Noting that people frequently act contrary to their professed ideals, Bosworth blamed the fact that traditional ideals no longer aptly apply to the changing social situation. He hoped that his book could help people recognize this disjunction and thus realign ideals and realities.
Bosworth pointed to many changes that have occurred since the 1950s, and tried identifying those factors responsible for these changes. Consumerism was a big theme throughout—both in shaping the tastes and lives of consumers, as well as the private lives of employees. Bosworth sees “evangelical mammonism”—the spirit of radical capitalism of our era, which seeks to spread the “good news” of material consumption—as replacing the republican and Judeo-Christian roots of our country, to our great detriment.

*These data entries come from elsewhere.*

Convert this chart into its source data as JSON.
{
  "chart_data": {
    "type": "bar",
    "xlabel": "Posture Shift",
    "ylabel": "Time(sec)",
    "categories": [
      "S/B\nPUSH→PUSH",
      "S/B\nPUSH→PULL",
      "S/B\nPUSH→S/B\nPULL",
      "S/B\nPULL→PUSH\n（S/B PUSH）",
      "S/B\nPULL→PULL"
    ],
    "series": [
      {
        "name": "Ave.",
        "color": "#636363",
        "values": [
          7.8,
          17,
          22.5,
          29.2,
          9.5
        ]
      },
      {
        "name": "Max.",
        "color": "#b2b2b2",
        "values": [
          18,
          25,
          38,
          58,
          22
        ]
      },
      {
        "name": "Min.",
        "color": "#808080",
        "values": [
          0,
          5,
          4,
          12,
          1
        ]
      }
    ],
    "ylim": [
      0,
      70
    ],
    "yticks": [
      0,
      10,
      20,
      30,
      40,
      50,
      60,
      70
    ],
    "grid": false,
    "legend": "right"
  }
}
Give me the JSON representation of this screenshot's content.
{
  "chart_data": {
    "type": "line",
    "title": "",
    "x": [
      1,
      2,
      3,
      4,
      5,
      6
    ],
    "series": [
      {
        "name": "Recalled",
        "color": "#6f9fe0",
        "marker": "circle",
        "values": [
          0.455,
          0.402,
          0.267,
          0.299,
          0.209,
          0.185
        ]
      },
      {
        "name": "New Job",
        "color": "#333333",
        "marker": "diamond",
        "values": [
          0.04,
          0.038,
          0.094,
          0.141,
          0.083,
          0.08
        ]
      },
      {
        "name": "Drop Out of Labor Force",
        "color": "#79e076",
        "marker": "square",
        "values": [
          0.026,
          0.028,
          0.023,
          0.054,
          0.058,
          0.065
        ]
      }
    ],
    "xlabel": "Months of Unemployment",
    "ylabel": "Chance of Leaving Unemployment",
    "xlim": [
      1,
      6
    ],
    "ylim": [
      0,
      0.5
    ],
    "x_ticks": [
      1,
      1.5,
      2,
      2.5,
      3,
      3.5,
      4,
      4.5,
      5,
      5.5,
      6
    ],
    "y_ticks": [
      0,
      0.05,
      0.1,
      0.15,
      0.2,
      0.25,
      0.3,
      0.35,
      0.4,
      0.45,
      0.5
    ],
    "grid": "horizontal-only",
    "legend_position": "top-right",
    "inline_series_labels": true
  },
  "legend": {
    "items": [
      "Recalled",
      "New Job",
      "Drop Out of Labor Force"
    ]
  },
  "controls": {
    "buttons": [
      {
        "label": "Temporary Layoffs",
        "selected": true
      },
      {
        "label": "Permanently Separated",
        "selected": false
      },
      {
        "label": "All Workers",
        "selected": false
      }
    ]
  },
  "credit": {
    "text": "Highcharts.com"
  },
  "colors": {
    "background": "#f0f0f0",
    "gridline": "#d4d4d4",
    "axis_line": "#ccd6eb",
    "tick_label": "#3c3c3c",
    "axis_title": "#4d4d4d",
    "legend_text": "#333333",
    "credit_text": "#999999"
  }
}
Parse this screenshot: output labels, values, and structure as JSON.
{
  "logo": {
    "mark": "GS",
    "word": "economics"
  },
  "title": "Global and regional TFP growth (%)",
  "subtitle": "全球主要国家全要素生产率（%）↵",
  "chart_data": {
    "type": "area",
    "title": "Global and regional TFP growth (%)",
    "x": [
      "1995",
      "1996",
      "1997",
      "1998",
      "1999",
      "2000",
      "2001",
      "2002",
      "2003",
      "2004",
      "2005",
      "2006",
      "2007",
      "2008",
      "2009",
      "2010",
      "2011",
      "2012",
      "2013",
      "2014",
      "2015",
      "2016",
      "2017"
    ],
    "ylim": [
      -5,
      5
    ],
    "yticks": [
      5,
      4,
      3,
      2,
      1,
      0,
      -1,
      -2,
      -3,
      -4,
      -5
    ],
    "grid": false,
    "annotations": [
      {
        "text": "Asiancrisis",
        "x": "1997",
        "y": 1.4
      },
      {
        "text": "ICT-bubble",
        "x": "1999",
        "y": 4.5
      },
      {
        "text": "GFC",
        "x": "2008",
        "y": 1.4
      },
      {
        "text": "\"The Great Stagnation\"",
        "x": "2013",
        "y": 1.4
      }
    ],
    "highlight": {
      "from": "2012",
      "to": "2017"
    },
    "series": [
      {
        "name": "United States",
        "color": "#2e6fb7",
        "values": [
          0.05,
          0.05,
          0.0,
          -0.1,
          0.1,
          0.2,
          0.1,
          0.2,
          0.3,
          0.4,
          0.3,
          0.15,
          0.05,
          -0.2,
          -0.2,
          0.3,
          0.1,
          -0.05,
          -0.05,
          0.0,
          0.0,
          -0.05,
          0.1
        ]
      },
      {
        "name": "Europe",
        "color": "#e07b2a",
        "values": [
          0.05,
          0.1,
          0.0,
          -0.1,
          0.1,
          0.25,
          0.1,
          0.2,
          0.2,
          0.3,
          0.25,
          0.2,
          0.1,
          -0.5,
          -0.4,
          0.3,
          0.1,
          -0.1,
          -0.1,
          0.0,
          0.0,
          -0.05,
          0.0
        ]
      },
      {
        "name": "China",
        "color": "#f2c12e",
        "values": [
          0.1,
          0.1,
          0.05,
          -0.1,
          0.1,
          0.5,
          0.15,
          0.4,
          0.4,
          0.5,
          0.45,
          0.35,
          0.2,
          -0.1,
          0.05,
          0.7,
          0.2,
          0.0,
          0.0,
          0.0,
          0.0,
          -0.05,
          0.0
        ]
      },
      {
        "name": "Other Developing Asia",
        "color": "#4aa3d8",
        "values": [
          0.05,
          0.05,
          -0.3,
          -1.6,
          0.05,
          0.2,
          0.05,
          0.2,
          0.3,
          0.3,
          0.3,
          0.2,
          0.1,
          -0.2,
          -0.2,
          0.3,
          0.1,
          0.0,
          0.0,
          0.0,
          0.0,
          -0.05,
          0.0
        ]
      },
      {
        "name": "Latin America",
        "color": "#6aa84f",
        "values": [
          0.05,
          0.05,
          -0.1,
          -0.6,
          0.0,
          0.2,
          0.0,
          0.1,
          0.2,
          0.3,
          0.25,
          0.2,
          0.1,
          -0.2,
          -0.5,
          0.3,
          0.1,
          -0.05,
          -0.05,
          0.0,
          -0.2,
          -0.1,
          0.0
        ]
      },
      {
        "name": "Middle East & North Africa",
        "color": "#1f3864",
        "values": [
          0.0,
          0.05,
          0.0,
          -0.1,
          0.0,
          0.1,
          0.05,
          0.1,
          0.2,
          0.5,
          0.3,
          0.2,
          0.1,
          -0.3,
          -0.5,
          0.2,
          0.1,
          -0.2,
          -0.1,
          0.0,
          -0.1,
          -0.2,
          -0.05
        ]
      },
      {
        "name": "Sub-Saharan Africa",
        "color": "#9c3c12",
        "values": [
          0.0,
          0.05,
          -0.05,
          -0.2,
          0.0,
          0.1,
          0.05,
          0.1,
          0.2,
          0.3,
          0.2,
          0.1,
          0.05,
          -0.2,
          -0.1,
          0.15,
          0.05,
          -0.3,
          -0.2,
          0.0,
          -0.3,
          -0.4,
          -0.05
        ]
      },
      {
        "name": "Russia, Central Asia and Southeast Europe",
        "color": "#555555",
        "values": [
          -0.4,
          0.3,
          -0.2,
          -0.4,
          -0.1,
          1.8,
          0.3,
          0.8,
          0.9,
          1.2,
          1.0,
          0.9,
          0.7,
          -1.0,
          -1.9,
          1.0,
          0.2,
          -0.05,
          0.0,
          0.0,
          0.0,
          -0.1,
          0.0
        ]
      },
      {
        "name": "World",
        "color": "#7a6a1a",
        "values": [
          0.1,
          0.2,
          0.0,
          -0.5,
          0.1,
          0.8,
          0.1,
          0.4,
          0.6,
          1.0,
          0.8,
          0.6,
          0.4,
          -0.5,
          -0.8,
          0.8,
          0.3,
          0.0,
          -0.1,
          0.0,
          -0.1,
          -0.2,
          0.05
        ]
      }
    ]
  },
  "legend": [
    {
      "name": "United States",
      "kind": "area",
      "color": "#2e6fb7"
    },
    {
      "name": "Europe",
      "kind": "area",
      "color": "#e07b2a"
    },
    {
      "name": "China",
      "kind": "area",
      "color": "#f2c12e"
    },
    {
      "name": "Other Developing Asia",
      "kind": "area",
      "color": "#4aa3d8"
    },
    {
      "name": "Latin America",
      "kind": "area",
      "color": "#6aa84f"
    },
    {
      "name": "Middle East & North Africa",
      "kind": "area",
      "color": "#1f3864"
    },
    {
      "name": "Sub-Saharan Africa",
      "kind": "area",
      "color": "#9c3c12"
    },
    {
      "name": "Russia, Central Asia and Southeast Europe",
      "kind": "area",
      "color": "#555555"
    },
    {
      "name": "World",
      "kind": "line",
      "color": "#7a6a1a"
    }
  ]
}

When children were raised in the 1950s, time and play were unstructured. Now, the structure of the work place has seeped into private life: children’s lives are scheduled, and their play highly organized. Fifty years ago, there were public spaces—parks, the town square—that facilitated civic life. Now, the indoor mall has replaced the outdoor town square; the benches and plants bespeak this intentional transformation. Except, rather than facilitating civic life, the mall aims only to facilitate consumption.